The bottom line is, TBUT is a great game well worth the money. At 4.5 AG stars it’s a bit overrated. It is a solid 4-star game in my book.

cashif
Dec 19, 2011

@oscar: totally agree with you.

a-maze a-maze
Jan 2, 2012

Finished playing it, and its enjoyable. It´s not that “memorable” as classics, but its truly well done in general terms.

It was funny in many parts, dialogues and scenes (parodying known games/movies) but sometimes backtracking and puzzles get a bit tedious (especially nate chapter with all the armor thing).

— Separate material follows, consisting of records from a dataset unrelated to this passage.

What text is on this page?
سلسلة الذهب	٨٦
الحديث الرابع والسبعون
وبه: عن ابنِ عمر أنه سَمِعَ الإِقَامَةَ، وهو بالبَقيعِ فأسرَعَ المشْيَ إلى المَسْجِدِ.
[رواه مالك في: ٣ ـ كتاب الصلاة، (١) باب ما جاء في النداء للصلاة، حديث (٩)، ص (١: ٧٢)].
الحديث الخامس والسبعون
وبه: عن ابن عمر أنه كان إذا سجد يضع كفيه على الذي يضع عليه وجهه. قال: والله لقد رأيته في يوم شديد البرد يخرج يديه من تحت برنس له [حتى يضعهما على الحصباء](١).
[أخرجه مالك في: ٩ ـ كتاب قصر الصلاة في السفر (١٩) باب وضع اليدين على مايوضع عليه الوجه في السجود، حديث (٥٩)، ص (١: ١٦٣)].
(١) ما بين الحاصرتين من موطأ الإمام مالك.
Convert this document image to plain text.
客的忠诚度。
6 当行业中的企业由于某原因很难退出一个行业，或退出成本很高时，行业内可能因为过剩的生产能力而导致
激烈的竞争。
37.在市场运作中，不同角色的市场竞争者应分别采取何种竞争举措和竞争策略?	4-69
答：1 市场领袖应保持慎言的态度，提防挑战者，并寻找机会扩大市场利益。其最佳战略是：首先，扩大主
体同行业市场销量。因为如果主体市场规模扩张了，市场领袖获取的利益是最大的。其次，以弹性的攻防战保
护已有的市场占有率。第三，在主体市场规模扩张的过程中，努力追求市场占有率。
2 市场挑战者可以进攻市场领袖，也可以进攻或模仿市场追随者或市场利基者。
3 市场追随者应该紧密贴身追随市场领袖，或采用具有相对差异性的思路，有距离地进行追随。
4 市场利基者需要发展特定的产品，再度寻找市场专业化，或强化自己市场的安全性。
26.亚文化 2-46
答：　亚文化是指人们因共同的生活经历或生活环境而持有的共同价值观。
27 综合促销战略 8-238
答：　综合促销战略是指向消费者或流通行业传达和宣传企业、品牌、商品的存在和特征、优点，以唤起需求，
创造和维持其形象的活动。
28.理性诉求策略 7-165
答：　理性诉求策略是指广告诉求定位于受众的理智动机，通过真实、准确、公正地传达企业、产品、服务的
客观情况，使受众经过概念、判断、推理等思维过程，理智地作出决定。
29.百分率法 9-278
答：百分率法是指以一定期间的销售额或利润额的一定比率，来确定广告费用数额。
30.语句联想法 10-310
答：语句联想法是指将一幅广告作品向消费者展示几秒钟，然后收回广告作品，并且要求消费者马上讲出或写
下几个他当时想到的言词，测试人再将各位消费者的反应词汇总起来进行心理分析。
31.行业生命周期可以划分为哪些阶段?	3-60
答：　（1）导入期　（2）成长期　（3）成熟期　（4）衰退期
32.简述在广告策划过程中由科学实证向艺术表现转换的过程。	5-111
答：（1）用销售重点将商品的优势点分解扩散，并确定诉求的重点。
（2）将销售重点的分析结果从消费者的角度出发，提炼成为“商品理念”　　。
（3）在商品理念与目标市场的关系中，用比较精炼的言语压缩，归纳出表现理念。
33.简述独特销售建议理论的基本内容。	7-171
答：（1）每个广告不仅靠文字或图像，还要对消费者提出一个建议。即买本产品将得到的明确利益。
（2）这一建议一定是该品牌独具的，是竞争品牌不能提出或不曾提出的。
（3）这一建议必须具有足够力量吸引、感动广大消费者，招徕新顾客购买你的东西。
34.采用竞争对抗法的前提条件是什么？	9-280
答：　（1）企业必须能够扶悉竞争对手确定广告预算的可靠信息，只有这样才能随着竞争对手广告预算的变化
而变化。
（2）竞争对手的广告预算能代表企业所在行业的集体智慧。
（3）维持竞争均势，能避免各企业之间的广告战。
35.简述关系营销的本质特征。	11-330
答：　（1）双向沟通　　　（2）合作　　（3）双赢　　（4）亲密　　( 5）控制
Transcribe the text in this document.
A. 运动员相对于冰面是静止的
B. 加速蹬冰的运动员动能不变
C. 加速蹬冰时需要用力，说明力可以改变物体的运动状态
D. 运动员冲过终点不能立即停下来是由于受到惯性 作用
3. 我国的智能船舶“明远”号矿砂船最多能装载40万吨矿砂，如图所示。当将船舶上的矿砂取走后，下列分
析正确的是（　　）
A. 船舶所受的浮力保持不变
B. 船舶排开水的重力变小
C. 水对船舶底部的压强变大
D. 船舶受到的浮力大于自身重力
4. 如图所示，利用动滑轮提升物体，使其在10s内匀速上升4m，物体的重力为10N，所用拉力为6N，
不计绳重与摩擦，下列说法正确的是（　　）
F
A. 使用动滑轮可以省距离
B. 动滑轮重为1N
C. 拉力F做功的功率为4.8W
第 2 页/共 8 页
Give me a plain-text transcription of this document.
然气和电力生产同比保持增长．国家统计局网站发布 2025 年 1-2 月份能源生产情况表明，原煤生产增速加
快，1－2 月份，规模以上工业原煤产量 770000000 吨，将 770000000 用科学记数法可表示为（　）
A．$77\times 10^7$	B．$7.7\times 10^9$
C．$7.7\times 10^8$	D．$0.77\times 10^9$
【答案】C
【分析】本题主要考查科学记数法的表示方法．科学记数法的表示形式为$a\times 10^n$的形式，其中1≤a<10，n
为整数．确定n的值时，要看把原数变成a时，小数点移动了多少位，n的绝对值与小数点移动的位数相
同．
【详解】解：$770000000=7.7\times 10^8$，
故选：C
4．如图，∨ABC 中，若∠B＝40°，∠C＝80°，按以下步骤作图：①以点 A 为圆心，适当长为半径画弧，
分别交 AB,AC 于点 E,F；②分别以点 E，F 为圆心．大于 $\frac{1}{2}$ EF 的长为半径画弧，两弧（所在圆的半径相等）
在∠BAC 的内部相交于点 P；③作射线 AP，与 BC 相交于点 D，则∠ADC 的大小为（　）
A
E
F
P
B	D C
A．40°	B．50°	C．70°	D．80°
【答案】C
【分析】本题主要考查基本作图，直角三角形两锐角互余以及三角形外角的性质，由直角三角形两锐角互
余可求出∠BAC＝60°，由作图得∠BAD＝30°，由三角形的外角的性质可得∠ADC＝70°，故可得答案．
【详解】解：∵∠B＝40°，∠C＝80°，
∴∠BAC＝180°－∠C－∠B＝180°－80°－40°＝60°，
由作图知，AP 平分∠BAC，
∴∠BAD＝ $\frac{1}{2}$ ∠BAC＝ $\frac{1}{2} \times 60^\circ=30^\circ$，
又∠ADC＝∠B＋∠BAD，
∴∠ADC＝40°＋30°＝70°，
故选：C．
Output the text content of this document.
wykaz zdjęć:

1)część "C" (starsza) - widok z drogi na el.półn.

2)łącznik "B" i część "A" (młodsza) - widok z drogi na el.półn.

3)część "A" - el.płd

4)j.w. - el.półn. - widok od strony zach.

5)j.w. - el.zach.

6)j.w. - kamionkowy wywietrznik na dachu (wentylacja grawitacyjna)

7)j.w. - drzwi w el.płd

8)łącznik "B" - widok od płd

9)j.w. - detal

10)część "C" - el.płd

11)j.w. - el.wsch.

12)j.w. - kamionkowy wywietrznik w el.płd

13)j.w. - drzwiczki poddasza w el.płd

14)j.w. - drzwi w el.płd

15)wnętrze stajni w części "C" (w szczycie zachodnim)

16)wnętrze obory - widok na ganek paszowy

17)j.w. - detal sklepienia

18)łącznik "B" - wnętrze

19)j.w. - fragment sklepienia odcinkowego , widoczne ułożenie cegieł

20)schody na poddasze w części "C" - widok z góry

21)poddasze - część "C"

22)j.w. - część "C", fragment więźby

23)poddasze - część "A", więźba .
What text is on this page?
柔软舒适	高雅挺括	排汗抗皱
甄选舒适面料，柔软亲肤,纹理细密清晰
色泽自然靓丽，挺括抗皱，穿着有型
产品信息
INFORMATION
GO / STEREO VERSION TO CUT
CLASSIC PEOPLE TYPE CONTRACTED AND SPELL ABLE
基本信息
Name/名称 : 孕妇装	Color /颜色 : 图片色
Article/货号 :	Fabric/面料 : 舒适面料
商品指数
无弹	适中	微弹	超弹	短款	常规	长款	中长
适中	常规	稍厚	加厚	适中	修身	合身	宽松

But i wasnt all immersed in the story, wasnt passionate about it, just followed the game to see where it leaded me… not that much content, but was ok to spend a funny brief time. I would recommend it, but wont sell it as the “best adventure of the last decade” at all.

Stuart Stuart
Mar 30, 2012

Personally I feel this is the best adventure game of what you could call the dark ages, since the 90s boom. It is long (for an AG), fun, interesting, and beautifully crafted with great visuals and sound (both the music and English voice acting). I absolutely loved this game and hope for more and more in this setting!